The other incredibly important component of a pact like this is turning off electronics. I tried this a few weeks ago with a friend and we decided we’d check in at 10:45, turn off all devices with screens at 11:00, and go immediately to bed. I usually struggle and “read one more article” or “listen to one more song” and suddenly I’m staring down the barrel of a new day starting in five hours, not having slept yet. Maybe you’ll fail once or twice (I definitely did) but that doesn’t mean it’s not worth a try. Your friends will, hopefully, ridicule you and you’ll do better next time.

I ask readers to exercise their imaginations a lot in these pieces, and I’m going to do it again. Imagine what the world would be like if we all got a good night’s sleep. We wouldn’t miss notes in class and scramble desperately to figure out what had happened. When we get tests back maybe we wouldn’t feel like crying. Maybe we wouldn’t be as sick. We could genuinely greet our friends with happiness and perform on the field like we never have before. There is so much we could do, and the only ingredient missing is sleep.

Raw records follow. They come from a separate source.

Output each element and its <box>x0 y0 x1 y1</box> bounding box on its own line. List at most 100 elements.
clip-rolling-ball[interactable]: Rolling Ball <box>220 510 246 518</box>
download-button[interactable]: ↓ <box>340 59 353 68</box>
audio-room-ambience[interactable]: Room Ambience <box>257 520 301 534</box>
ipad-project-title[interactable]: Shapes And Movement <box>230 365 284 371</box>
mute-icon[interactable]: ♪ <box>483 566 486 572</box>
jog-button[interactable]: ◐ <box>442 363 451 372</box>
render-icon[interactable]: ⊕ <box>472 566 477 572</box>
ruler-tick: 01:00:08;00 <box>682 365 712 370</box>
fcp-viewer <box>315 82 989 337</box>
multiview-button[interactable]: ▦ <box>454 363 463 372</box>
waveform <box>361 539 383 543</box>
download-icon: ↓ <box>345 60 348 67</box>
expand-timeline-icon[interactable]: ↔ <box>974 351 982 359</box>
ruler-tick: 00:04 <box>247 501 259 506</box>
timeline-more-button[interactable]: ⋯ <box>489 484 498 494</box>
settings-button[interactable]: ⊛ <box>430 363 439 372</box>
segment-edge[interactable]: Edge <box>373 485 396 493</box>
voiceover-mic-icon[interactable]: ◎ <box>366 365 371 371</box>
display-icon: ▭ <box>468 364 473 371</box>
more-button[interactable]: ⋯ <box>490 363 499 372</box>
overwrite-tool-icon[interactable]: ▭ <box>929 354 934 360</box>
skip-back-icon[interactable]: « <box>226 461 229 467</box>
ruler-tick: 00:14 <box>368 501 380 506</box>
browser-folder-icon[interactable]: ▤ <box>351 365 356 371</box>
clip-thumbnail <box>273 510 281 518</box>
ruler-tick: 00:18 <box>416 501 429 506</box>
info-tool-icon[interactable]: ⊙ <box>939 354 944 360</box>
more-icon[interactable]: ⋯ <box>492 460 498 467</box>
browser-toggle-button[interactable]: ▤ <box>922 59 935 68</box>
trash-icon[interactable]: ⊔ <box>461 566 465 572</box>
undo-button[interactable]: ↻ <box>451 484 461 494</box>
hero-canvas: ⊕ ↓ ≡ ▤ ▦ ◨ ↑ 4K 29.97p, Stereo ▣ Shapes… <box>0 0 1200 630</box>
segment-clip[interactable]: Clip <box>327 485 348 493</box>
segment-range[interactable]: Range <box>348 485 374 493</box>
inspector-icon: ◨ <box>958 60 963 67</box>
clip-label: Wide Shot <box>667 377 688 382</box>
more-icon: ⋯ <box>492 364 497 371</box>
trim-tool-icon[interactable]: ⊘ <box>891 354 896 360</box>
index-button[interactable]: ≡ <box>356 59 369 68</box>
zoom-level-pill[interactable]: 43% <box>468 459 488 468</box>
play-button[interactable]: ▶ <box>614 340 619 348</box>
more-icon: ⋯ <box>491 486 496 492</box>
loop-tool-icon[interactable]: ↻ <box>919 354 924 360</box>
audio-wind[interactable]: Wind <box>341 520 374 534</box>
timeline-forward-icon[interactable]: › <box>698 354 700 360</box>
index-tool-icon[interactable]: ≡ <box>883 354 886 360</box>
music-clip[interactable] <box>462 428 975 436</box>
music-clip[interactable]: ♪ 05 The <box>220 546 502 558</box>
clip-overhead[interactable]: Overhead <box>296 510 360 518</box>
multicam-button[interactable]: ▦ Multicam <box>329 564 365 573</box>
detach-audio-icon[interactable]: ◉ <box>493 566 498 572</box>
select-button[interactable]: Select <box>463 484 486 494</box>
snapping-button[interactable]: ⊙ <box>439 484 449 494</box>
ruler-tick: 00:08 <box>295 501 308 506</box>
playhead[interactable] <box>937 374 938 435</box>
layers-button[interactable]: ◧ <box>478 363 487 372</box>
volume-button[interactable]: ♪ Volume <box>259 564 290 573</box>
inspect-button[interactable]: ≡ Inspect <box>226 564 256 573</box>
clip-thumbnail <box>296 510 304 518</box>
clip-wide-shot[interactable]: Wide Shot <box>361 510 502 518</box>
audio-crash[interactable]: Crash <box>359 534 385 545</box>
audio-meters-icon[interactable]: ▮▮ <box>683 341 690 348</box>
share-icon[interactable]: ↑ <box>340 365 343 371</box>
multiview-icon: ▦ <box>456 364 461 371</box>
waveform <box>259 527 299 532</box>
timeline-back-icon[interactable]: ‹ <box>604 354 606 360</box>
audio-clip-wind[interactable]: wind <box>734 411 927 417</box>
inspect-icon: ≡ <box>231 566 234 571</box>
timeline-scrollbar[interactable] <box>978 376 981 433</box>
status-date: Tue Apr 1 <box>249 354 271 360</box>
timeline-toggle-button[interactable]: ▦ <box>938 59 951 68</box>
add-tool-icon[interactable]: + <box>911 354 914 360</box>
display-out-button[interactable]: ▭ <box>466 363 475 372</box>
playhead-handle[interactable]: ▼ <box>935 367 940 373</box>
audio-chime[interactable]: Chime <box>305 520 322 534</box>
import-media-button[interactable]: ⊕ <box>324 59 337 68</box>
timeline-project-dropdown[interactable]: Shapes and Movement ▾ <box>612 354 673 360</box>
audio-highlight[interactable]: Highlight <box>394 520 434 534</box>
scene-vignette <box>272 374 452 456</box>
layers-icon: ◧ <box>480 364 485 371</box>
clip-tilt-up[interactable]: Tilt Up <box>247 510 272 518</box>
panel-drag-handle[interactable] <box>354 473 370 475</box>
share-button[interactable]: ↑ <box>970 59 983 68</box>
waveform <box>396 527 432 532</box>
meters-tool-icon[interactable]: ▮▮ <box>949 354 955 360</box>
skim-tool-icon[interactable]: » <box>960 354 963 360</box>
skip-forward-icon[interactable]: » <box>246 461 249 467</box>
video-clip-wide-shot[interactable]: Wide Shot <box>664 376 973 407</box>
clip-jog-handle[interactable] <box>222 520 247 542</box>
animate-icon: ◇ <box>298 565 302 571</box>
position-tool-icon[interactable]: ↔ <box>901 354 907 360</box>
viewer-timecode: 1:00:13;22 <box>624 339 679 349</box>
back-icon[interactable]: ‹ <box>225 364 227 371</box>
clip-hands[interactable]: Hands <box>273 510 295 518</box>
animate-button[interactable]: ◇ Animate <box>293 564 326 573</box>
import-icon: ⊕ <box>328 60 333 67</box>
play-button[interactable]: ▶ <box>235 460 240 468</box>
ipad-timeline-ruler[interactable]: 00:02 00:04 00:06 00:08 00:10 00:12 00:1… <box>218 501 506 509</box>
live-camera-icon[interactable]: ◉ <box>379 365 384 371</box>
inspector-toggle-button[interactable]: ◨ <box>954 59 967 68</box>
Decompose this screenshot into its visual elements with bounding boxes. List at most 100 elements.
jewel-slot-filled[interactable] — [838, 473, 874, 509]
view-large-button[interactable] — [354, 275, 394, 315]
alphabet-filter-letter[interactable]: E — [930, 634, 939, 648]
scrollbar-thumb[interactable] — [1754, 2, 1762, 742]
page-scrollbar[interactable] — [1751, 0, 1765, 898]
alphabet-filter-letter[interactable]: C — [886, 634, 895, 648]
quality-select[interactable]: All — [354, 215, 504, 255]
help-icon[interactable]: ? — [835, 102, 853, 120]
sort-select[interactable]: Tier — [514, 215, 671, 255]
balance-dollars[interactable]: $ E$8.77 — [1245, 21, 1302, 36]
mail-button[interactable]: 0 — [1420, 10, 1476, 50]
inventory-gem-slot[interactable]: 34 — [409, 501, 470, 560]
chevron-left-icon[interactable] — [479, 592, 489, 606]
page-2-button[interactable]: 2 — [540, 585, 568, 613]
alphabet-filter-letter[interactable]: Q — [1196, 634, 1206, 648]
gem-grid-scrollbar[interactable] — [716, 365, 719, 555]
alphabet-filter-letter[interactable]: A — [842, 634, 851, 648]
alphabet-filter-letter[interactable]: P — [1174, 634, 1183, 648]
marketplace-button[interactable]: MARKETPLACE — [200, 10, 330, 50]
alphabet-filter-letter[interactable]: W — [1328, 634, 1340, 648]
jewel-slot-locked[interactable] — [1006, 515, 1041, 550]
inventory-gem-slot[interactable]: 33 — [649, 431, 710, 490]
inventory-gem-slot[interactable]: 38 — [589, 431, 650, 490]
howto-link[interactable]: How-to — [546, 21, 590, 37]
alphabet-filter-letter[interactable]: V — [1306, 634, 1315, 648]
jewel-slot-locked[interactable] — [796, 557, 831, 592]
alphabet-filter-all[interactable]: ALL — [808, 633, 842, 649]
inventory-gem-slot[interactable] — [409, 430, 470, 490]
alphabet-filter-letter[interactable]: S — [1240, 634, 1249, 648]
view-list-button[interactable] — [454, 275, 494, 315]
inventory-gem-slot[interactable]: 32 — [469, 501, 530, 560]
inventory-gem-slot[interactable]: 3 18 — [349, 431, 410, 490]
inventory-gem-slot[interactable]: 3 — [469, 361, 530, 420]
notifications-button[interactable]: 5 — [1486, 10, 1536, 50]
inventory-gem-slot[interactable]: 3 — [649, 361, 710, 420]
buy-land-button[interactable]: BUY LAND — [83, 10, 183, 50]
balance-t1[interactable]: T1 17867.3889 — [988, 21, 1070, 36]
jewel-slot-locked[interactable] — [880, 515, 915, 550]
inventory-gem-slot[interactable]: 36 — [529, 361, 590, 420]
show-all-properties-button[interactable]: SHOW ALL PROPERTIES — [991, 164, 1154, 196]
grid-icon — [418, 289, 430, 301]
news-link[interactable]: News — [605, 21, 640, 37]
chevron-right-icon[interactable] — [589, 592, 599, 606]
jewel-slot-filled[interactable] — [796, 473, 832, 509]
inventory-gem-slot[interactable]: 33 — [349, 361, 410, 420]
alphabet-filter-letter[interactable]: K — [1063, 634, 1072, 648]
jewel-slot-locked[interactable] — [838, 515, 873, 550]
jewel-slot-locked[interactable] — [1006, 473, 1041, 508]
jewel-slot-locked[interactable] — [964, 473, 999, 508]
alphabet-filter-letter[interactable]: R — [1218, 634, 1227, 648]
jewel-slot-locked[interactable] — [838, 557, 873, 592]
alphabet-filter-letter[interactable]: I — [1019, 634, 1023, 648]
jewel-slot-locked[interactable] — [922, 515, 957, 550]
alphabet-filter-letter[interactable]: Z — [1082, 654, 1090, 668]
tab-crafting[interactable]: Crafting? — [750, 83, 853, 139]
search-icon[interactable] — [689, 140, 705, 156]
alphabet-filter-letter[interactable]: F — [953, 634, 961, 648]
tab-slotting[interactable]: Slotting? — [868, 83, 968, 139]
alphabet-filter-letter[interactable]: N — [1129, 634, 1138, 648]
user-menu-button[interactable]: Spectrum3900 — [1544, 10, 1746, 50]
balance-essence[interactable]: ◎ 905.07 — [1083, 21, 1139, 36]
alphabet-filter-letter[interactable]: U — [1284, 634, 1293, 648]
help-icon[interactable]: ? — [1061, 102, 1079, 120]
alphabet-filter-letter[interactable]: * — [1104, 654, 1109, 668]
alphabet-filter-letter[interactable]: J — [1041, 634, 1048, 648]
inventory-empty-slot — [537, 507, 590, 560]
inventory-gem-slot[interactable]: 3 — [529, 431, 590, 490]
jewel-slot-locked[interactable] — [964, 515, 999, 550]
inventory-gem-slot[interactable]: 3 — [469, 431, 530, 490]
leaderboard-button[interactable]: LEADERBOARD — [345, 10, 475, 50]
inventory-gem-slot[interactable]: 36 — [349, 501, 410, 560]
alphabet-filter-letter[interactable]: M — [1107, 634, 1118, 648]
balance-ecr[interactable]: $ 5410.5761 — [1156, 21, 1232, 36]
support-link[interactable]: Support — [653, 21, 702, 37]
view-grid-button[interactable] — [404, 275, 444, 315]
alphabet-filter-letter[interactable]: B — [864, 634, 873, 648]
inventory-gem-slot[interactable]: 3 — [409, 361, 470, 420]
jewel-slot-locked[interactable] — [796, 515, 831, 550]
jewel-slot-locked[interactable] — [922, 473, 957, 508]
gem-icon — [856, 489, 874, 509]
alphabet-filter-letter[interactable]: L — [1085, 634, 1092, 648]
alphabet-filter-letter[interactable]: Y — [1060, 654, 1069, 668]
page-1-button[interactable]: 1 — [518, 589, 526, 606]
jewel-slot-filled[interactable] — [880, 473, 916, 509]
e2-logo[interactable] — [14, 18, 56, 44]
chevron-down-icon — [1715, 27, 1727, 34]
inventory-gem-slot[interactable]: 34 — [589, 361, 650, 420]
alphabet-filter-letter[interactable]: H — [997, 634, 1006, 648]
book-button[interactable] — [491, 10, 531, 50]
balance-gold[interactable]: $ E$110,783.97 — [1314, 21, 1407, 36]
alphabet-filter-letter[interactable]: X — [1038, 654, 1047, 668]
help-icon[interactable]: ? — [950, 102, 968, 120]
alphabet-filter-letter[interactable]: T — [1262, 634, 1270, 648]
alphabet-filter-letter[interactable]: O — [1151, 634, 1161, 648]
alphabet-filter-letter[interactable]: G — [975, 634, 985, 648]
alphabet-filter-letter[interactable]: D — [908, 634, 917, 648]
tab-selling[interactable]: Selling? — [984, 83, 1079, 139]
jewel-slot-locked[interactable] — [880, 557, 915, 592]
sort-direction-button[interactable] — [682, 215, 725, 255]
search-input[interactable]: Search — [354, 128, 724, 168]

To be completely honest, in the short term sleep feels like a waste of time to me, and I have a lot of trouble getting enough of it. However, when I look at my friends who get good sleep and I see the faces of people who do not get enough, I KNOW without a shadow of a doubt that sleep is a worthwhile goal. So find a friend and try getting a good night’s sleep for a week. What’s the worst that could happen?